[plt-scheme] OT: kawa

From: Felix Klock's PLT scheme proxy (pltscheme at pnkfx.org)
Date: Wed Feb 11 09:45:08 EST 2004

Rohan-

Before I dove head-first into PLT Scheme, I spent a short while using 
scheme48 for my development, but for a number of years before that, I 
was using Kawa pretty much exclusively (I was slowly migrating from 
being a full Java-phile back to loving Scheme again).

I was pretty happy with its performance.  When you're targeting JVMs, 
here really isn't any substitute for compiling down to raw Java 
byte-code; as far as I know, Kawa was the only Scheme-in-Java 
implementation that can compile code and then load it at runtime using 
ClassLoaders and what not.  (But if you don't need to do that at 
runtime, you may want to look into options like Bigloo).
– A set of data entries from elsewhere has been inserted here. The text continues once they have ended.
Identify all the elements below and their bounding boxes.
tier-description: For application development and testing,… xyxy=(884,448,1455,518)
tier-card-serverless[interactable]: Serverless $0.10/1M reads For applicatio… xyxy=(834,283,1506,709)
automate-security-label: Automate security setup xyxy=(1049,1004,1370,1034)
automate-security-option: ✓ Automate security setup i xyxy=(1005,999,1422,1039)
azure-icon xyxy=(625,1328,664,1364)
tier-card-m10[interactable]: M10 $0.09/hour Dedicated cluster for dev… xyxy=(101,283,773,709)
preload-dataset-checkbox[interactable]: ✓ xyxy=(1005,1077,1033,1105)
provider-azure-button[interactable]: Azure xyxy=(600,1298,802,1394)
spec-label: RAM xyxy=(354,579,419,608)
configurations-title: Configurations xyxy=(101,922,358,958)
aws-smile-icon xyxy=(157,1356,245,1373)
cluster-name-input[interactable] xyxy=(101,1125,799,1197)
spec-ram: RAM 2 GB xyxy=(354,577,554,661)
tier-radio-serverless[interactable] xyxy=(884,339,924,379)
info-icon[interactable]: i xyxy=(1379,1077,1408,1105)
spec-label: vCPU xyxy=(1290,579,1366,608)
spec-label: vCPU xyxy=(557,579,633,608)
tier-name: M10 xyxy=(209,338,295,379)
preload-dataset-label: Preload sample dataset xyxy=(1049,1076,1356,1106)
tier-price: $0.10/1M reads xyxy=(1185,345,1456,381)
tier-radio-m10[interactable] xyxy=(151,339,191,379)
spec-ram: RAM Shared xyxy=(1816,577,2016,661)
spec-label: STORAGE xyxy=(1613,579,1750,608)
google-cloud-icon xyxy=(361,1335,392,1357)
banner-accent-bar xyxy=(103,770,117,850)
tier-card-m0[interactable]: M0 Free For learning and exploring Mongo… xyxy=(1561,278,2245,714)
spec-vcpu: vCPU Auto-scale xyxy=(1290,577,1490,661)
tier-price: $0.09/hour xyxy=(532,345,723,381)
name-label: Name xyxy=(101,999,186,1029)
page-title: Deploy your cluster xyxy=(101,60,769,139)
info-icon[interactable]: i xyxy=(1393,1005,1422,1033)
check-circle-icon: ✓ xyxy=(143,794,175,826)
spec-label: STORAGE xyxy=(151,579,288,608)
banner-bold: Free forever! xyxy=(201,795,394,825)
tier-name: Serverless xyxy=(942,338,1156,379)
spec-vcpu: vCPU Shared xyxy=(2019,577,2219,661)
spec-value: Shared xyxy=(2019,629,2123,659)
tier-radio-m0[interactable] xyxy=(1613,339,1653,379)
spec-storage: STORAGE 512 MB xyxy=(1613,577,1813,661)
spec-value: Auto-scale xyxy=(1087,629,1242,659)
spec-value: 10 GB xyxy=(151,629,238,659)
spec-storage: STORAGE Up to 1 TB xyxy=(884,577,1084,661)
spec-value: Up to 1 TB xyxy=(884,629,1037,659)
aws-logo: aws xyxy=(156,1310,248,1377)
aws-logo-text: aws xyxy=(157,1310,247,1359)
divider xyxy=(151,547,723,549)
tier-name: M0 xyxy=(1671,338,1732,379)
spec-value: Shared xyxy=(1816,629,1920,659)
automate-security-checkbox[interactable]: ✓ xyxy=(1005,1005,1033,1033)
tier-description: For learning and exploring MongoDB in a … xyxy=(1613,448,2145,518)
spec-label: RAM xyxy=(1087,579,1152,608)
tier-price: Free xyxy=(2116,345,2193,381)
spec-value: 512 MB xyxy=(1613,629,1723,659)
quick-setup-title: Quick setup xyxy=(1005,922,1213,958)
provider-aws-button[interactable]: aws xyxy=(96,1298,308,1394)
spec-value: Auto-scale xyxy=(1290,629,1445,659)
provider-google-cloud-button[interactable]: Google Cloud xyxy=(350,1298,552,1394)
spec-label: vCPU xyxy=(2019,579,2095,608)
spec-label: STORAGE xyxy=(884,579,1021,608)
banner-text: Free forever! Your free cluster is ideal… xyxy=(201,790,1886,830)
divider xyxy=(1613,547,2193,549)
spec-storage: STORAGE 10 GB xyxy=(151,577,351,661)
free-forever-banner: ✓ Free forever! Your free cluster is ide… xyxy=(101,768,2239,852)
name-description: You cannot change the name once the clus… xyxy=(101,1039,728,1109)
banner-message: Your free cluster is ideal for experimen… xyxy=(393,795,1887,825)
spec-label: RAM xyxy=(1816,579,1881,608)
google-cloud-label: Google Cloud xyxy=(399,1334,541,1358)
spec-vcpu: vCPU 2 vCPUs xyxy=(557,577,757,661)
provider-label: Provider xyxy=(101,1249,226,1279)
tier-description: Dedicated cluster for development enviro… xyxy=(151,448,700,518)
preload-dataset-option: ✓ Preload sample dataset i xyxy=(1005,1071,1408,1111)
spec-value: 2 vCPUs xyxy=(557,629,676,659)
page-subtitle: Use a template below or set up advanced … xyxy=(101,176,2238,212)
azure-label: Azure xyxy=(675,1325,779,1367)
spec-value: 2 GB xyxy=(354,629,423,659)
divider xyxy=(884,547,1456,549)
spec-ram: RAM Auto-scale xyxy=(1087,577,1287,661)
There was sometimes weirdness with attempting to build Swing-based GUIs 
using Kawa; you really couldn't easily make new implementations of 
interfaces to pass in as Listener objects.  I usually got around this 
by writing (in Java) simple dispatching classes that implemented the 
appropriate interfaces that took a set of closures in their 
constructors.  Inconvenient, but once you got the dispatch classes 
working, things were okay.  Per Bothner said at various point that he 
was going to fix the mechanism for creating new classes in Scheme code 
(which would fix this problem) but he never got around to it while I 
was using the language.

The other problem was that (at the time) there were a lot of odd 
"features" in the language that it was not trivial to disable.  
Example: this code is broken:
    (let ((foo: "hello"))
       (string-length foo:))

Why?  because the colon has been overridden to act essentially as a 
postfix quotation on symbols, to accomplish support for a nice keyword 
syntax when doing parameter passing.  There might be a way to turn this 
off, but when I started out, there wasn't, and I had to hack it code to 
disable that behavior myself.

The other thing I remember having to do was write my own ClassLoader at 
some point.  I don't remember why I did that; I think it might have had 
something to do with my unwillingness to force the user to set their 
$CLASSPATH in some funny way to get my code to work.

Oh, one more thing: you are going to have to give up SYNTAX-CASE (well, 
that and full-featured continuations.  At this point, I think I'd miss 
the former more than the latter).

-Felix

On Feb 11, 2004, at 6:59 AM, Rohan Nicholls wrote:

>  For list-related administrative tasks:
>  http://list.cs.brown.edu/mailman/listinfo/plt-scheme
>
> Sorry this is off topic, but have been asked to develop software that 
> runs in the jre, and was wondering if anyone has used kawa and what 
> their experiences were.  Would be nice to be able to use scheme to 
> produce java byte code.:-D
>
> Thanks,
>
> rohan
>

----
"All learning is unmotivated at first."